In 2007 the event was held with a modified route that did not circumnavigate Mount Rainier. The modified route was necessary due to the closure and severe damage to many roads in and near the park from the heavy rains during the Fall of 2006. In 2008 the Redmond Cycling Club moved back to the traditional route for the 25th anniversary of the event. The 2009 edition also featured a modified course due to a washout on Stevens Canyon Road. The 2020 and 2021 editions of the event were cancelled due to the COVID-19 pandemic and road construction around the park.

Registration for the event is through a lottery system. The National Park Service's special use permit limits the number of riders to 800. Volunteering for the event is one way to secure a place in the subsequent year's RAMROD; other tickets are also auctioned off by local charities.

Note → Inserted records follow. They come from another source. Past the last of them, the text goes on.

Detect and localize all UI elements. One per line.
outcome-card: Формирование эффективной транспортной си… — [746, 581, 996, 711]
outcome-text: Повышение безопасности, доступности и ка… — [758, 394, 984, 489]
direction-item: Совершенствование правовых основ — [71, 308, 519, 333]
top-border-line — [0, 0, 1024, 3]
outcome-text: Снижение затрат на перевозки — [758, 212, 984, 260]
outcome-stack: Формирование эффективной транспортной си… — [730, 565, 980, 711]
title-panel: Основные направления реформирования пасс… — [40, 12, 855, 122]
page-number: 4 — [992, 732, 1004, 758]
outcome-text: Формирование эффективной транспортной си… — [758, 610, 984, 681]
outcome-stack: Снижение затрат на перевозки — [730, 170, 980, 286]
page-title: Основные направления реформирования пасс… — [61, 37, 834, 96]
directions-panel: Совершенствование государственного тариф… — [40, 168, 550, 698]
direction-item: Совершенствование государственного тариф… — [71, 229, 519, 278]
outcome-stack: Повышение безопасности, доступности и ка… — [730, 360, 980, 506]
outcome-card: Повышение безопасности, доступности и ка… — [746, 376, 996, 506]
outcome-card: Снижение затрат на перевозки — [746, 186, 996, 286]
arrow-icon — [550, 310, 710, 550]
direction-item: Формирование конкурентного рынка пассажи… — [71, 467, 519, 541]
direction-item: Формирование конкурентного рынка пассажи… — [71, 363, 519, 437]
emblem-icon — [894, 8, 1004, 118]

As of 2023, the course begins and ends at Enumclaw High School in Enumclaw, where riders are able to use showers and toilets; the ride itself begins at 5 a.m. The route generally includes sections of State Route 706 from Elbe to the Nisqually Entrance; Paradise Road and Stevens Canyon Road within the park; State Route 123 to Cayuse Pass; and State Route 410 to return to Enumclaw. Mount Rainier National Park remains open during the race, with motorists cautioned to drive slower around cyclists.

The 2025 route was moved to avoid the Paradise corridor, with bicyclists crossing Cayuse Pass and traveling through the Skate Pass bypass route. The 2026 event was canceled after a disagreement with Mount Rainier National Park officials over the permitted route; a request to use the Stevens Canyon corridor was denied due to congestion concerns.